Personal details
- Political party: Democratic
- Education: University of South Dakota (BS)

= Mitch Stewart =

American political campaign organizer

Mitch Stewart is an American political campaign organizer.

==Early life and education==
Stewart grew up in Vermillion, South Dakota. Stewart earned a Bachelor of Science in Biology from the University of South Dakota, where he also minored in Chemistry. He worked as a research assistant and staff assistant in Senator Tim Johnson's (D-SD) Senate office.

==Career==
=== 2002 ===
Stewart was a regional field director for the Louisiana Democratic Party during Senator Mary Landrieu's 2002 run-off campaign. He had the same job as a regional field director for the South Dakota Democratic Party during Senator Tim Johnson's 2002 re-election campaign. This led him to meet many of the people he would later work with on Barack Obama's presidential campaign in 2008.

=== 2004 ===
Stewart worked on the 2004 John Edwards for President campaign in the Iowa caucuses where he served as a regional field director for Eastern Iowa. In the same year, he worked as field director for Senator Tom Daschle in Daschle's unsuccessful bid for re-election.

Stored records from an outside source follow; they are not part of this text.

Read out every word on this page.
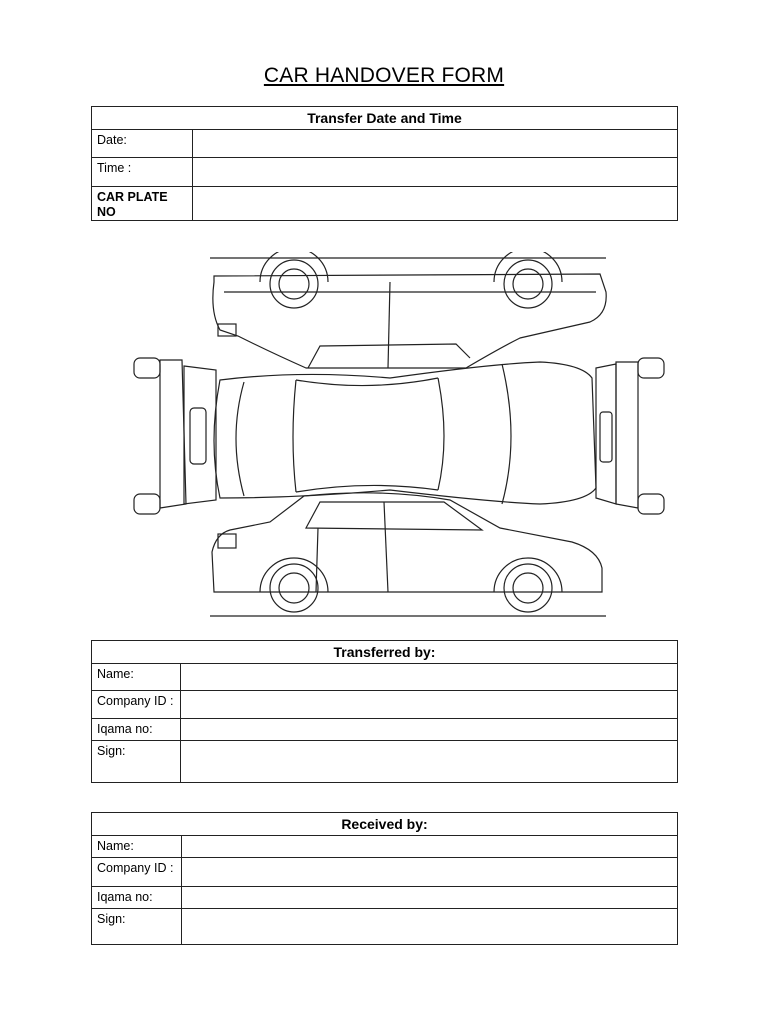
CAR HANDOVER FORM
Transfer Date and Time	
Date:	
Time :	
CAR PLATE NO	
Transferred by:	
Name:	
Company ID :	
Iqama no:	
Sign:	
Received by:	
Name:	
Company ID :	
Iqama no:	
Sign:	
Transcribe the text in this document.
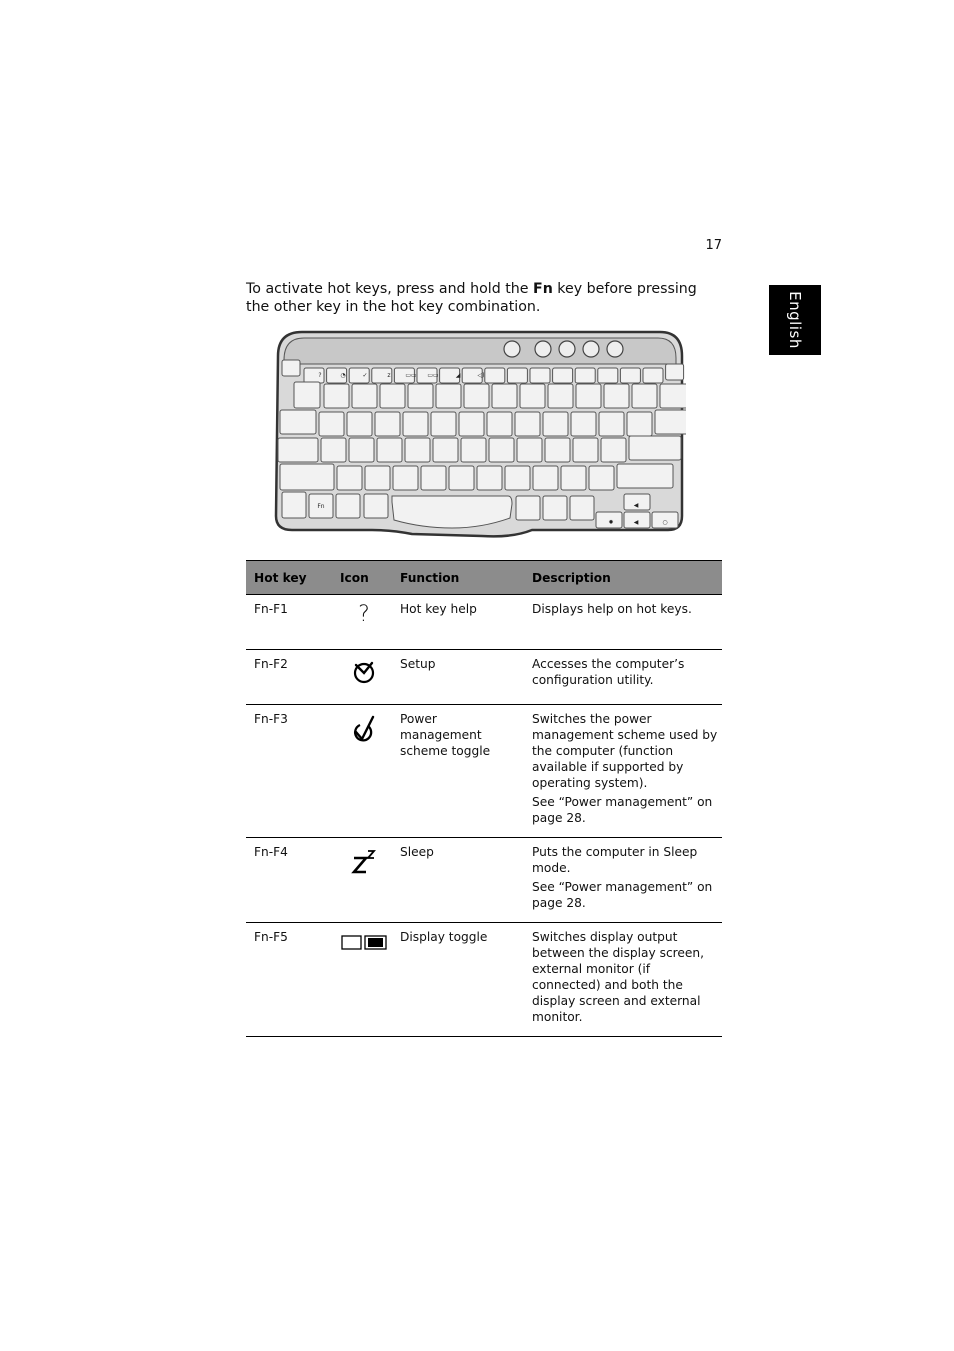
17
English

To activate hot keys, press and hold the Fn key before pressing the other key in the hot key combination.

?	◔	✓	z ▭▭ ▭▭	◢	◁)
Fn	◀
✹	◀	○
Hot key	Icon	Function	Description
Fn-F1	?	Hot key help	Displays help on hot keys.

Fn-F2		Setup	Accesses the computer’s configuration utility.

Fn-F3		Power management scheme toggle	Switches the power management scheme used by the computer (function available if supported by operating system).

See “Power management” on page 28.

Fn-F4		Sleep	Puts the computer in Sleep mode.

See “Power management” on page 28.

Fn-F5		Display toggle	Switches display output between the display screen, external monitor (if connected) and both the display screen and external monitor.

=== 2008 presidential campaign ===
For the Obama for America campaign, Stewart was the director of field operations in the Iowa caucuses, where the candidate's first place win established him as a serious challenger to then front-runner Hillary Clinton. He served as state director for Obama's primary campaign in Texas and Indiana.

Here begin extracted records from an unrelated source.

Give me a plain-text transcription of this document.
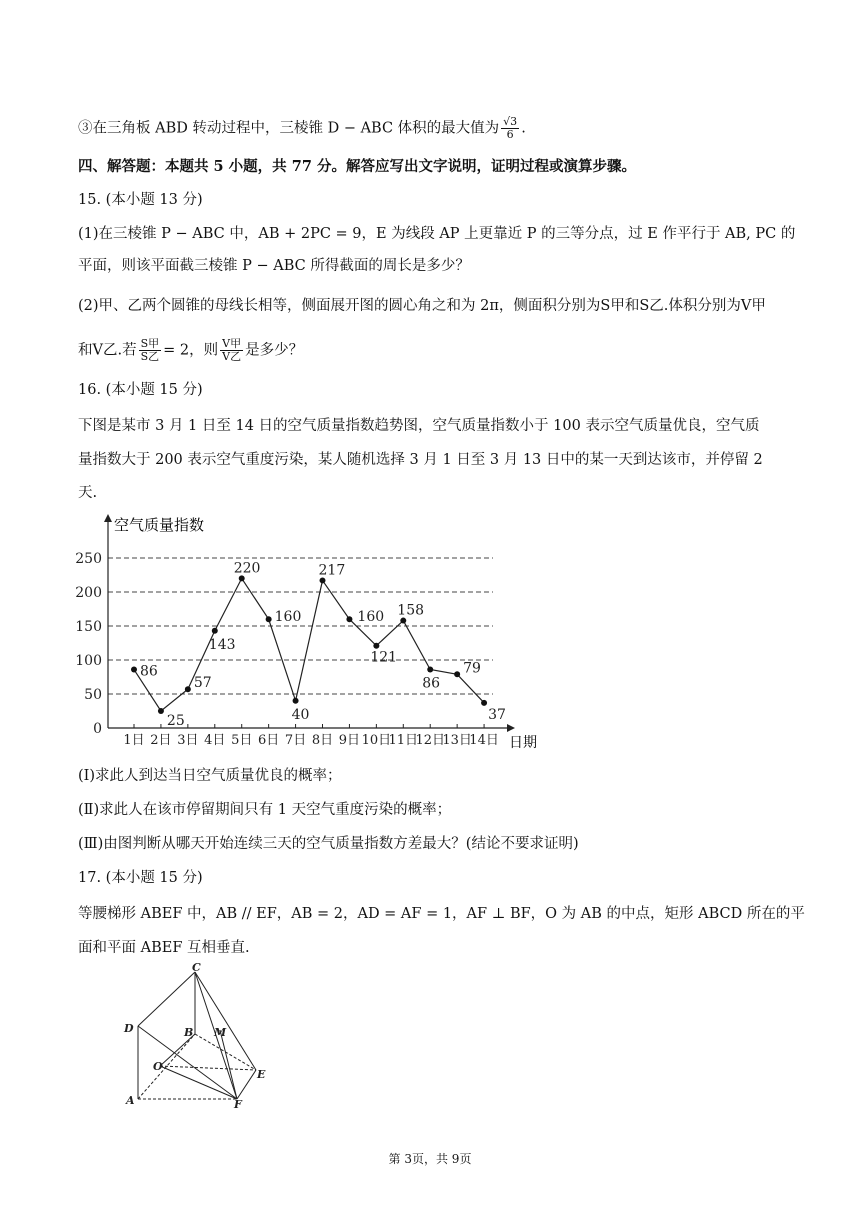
③在三角板 ABD 转动过程中，三棱锥 D − ABC 体积的最大值为 $\frac{√3}{6}$ .
四、解答题：本题共 5 小题，共 77 分。解答应写出文字说明，证明过程或演算步骤。
15. (本小题 13 分)
(1)在三棱锥 P − ABC 中，AB + 2PC = 9，E 为线段 AP 上更靠近 P 的三等分点，过 E 作平行于 AB, PC 的
平面，则该平面截三棱锥 P − ABC 所得截面的周长是多少？
(2)甲、乙两个圆锥的母线长相等，侧面展开图的圆心角之和为 2π，侧面积分别为S甲和S乙.体积分别为V甲
和V乙.若 $\frac{\text{S甲}}{\text{S乙}} = 2$，则 $\frac{\text{V甲}}{\text{V乙}}$ 是多少？
16. (本小题 15 分)
下图是某市 3 月 1 日至 14 日的空气质量指数趋势图，空气质量指数小于 100 表示空气质量优良，空气质
量指数大于 200 表示空气重度污染，某人随机选择 3 月 1 日至 3 月 13 日中的某一天到达该市，并停留 2
天.
0
50
100
150
200
250
1日 2日 3日 4日 5日 6日 7日 8日 9日 10日
11日
12日
13日
14日
86
25
57
143
220
160
40
217
160
121
158
86
79
37
空气质量指数
日期
(Ⅰ)求此人到达当日空气质量优良的概率；
(Ⅱ)求此人在该市停留期间只有 1 天空气重度污染的概率；
(Ⅲ)由图判断从哪天开始连续三天的空气质量指数方差最大？(结论不要求证明)
17. (本小题 15 分)
等腰梯形 ABEF 中，AB // EF，AB = 2，AD = AF = 1，AF ⊥ BF，O 为 AB 的中点，矩形 ABCD 所在的平
面和平面 ABEF 互相垂直.
C
D	B M
O
E
A	F
第 3页，共 9页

He later headed the campaign's Virginia operation in the general election. Obama's victory there marked the first time since 1964 that Virginia's electoral votes went to a Democratic presidential candidate.

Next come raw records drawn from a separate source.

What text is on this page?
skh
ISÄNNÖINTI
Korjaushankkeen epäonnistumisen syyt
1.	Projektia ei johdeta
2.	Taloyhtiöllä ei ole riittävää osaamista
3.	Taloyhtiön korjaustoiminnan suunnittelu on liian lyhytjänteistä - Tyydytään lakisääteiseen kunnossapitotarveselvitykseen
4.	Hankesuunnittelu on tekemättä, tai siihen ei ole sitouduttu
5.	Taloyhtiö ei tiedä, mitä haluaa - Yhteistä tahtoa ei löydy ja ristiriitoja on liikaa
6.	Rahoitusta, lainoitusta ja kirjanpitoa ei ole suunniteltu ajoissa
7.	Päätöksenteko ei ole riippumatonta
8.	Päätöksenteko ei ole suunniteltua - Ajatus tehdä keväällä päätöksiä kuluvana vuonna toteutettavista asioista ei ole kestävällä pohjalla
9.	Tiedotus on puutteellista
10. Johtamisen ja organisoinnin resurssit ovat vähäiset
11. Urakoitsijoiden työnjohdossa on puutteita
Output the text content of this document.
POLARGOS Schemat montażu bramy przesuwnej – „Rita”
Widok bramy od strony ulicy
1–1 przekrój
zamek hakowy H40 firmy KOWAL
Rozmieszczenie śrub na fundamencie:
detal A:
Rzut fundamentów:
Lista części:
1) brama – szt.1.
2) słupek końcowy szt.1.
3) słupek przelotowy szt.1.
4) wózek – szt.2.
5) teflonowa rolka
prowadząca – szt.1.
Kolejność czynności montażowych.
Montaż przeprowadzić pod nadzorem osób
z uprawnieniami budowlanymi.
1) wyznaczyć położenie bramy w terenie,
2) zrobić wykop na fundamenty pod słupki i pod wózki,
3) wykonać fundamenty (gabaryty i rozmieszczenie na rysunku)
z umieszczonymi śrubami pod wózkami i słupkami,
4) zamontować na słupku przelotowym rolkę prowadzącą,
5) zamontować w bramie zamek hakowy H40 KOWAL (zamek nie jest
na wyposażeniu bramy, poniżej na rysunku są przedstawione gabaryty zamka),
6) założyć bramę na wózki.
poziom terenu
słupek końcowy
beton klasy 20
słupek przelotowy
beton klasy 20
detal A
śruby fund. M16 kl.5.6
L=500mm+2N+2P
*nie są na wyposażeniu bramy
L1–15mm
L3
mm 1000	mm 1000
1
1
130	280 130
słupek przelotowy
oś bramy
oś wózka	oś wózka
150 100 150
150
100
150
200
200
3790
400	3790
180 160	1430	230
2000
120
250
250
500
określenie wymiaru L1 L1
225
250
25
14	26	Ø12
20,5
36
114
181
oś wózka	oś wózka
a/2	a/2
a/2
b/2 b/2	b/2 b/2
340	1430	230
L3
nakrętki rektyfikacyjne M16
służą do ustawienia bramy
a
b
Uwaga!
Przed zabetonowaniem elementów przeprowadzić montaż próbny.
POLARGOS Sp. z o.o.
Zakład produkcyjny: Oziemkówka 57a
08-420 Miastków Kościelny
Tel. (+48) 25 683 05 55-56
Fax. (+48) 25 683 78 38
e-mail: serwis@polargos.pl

=== 2012 presidential campaign ===
Stewart served as Battleground States Director for President Obama's 2012 re-election campaign. He oversaw a state strategy and program that garnered victories in nine of the ten battleground states. In this role, he helped build what The Guardian called "a historic ground operation that will provide the model for political campaigns in America and around the world for years to come."

=== Later career ===
On January 23, 2009, it was announced that Mitch Stewart would serve as the first Director of Organizing for America.

Organizing for America was formed as a spin-off organization of the Barack Obama 2008 presidential campaign, officially established after the inauguration.

In 2019, he joined Michael Bloomberg's 2020 campaign for president. Stewart operates 270 Strategies, a digital strategy firm co-founded with Jeremy Bird.

In August 2024, Stewart was named senior advisor for battleground states for Kamala Harris's presidential campaign.